Si les faits sont criminels, par exemple en raison d’une circonstance aggravante ou de conséquences corporelles graves, une information judiciaire peut être ouverte. Le juge d’instruction peut alors mettre la personne en examen. Le juge des libertés et de la détention peut être saisi pour un contrôle judiciaire ou une détention provisoire.

La différence est majeure. Une comparution immédiate impose une décision rapide : accepter d’être jugé tout de suite ou demander un renvoi. Une information judiciaire ouvre un temps d’enquête plus long, avec demandes d’actes, expertises, auditions, confrontations et contestations possibles.

Dans tous les cas, il faut obtenir et lire les procès-verbaux. La qualification ne se discute pas abstraitement. Elle se discute à partir des heures, des lieux, des constatations et de ce que chaque témoin a réellement déclaré.

Quels arguments de défense examiner ?

La défense dépend du dossier, mais plusieurs axes reviennent souvent.

Le premier est l’intention. Être présent près d’un départ de feu ne suffit pas nécessairement à démontrer une volonté de détruire par incendie. Il faut vérifier ce que le parquet retient : geste volontaire, imprudence, panique, jeu dangereux, mégot, feu mal éteint, ou participation à une action organisée.

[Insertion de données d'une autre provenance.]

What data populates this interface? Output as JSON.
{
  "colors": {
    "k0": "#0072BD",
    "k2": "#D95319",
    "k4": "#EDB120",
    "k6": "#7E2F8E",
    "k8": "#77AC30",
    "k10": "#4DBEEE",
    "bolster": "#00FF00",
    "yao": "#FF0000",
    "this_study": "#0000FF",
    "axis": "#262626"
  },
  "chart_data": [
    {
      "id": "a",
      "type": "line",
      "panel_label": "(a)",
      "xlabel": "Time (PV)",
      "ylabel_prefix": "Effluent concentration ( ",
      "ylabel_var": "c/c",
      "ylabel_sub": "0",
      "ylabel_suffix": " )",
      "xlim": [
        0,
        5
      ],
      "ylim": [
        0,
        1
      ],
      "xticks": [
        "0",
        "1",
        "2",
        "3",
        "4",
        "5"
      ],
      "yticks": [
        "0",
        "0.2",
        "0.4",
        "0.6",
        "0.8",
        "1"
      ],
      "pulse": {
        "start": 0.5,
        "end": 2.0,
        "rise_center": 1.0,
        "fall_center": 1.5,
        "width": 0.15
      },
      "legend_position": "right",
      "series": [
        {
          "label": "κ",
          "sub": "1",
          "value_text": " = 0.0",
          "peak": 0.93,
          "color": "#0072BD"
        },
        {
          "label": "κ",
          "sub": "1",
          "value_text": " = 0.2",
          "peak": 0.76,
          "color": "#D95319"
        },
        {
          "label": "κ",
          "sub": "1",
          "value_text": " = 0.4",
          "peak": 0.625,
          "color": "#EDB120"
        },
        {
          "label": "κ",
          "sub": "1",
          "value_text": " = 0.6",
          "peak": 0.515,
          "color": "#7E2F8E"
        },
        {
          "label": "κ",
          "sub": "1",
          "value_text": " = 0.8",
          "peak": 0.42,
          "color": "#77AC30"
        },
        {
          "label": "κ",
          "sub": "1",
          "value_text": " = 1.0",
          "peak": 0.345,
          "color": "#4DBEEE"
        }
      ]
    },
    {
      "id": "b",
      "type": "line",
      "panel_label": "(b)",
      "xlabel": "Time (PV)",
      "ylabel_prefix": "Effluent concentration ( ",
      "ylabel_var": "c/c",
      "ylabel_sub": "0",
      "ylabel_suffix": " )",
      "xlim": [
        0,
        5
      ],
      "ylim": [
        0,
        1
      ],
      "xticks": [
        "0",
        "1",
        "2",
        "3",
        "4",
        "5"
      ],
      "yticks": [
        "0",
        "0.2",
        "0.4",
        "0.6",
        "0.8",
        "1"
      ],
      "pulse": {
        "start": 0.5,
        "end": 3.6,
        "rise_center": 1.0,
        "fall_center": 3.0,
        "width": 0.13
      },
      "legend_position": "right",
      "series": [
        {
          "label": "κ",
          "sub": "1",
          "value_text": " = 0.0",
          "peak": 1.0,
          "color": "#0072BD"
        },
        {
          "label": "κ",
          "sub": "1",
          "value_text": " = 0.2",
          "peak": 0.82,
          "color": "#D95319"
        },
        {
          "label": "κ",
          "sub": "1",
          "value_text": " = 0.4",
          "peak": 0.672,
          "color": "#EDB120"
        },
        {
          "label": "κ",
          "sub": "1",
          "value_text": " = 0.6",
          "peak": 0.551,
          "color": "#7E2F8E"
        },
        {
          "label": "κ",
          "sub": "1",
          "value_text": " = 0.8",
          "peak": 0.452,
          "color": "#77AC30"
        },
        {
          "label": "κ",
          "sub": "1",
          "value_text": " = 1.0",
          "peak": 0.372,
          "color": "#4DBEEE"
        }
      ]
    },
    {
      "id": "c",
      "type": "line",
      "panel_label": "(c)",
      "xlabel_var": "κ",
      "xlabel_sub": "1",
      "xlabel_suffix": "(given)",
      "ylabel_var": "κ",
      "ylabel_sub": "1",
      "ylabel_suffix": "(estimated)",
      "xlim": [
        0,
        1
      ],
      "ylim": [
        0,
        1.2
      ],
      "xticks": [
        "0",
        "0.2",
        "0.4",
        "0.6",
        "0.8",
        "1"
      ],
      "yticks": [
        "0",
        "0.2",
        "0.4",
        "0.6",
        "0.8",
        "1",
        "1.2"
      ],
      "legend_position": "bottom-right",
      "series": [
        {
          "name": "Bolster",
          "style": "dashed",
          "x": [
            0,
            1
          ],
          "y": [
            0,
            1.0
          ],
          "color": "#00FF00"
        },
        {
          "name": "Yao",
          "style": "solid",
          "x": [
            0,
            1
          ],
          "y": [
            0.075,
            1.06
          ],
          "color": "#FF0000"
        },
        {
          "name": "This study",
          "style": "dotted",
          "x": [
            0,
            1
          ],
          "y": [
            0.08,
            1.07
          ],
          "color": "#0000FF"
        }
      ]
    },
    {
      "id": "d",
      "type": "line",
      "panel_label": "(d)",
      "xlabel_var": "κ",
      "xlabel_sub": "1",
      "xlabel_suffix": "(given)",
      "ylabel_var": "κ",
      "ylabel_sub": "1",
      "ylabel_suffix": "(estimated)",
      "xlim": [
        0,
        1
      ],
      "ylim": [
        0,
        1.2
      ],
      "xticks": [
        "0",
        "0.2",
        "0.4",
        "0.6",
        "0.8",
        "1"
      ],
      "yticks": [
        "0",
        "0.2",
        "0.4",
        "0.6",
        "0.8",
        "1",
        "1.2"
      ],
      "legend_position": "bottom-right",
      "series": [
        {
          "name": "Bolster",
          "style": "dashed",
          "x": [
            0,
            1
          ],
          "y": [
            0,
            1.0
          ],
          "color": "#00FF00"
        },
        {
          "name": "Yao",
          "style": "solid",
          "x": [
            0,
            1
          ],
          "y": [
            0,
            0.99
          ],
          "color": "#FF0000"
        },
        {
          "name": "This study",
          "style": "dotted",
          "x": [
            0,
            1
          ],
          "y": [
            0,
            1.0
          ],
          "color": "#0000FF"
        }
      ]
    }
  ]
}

Le deuxième est le lien entre la personne et le départ de feu. Les horaires sont parfois décisifs. Une caméra peut montrer un passage sans montrer le geste. Un témoin peut identifier une silhouette sans identifier une personne. Une localisation téléphonique peut placer un téléphone dans un secteur sans prouver que son porteur a allumé le feu.

Le troisième est le danger pour les personnes. L’article 322-6 suppose un moyen de nature à créer un danger. Dans un feu de forêt, ce danger sera souvent retenu, mais il faut regarder concrètement le lieu, la propagation, la proximité des personnes, les conditions météo, l’intervention des secours et l’étendue réelle du sinistre.

Le quatrième est l’aggravation. La bande organisée, les conséquences corporelles, l’atteinte à des bois ou forêts d’autrui et les circonstances de commission doivent être prouvées. Une qualification trop large peut être contestée.

Victime d’un incendie criminel : plainte, assurance et indemnisation

La victime doit déposer plainte rapidement. Elle peut le faire auprès de la gendarmerie, du commissariat ou par courrier au procureur de la République. Elle doit conserver les photos, vidéos, factures, attestations, échanges avec l’assurance, rapport d’expertise, devis, preuves de perte d’exploitation et justificatifs de relogement si nécessaire.

L’assurance doit être prévenue dans les délais du contrat. L’assureur peut diligenter une expertise. Il peut aussi attendre les conclusions de l’enquête pénale si l’origine volontaire est discutée.

La victime peut se constituer partie civile si une personne est poursuivie. Elle peut demander réparation des pertes matérielles, frais d’urgence, pertes de revenus, préjudice moral, trouble de jouissance ou frais de remise en état. Lorsque l’auteur est inconnu ou insolvable, d’autres voies peuvent être étudiées selon la nature du dommage et la situation de la victime.

Le point pratique est simple : ne pas attendre la fin de l’enquête pour constituer le dossier de preuve. Les premières semaines comptent.

Paris et Île-de-France : l’enjeu des feux de forêt périurbains

En Île-de-France, un incendie volontaire peut toucher des espaces naturels proches de zones habitées : Seine-et-Marne, Essonne, Yvelines, Val-d’Oise ou abords de massifs fréquentés. La proximité des routes, bases de loisirs, campings, parkings, chemins de randonnée et habitations renforce l’enjeu pénal.

Dans le ressort de Paris et d’Île-de-France, le lieu des faits détermine le parquet compétent : Fontainebleau, Meaux, Évry, Versailles, Pontoise, Nanterre, Bobigny, Créteil ou Paris selon le secteur. Une interpellation peut conduire très vite à une garde à vue, puis à un déferrement.

Pour une personne mise en cause, les premières décisions sont concrètes : parler ou garder le silence, donner les codes du téléphone ou non selon le cadre légal applicable, accepter une confrontation, préparer les justificatifs, demander un renvoi, contester une expertise, solliciter une contre-expertise.

Pour une victime, les premières décisions sont tout aussi pratiques : plainte, assurance, expertise, chiffrage, preuves des pertes, suivi de l’enquête, constitution de partie civile.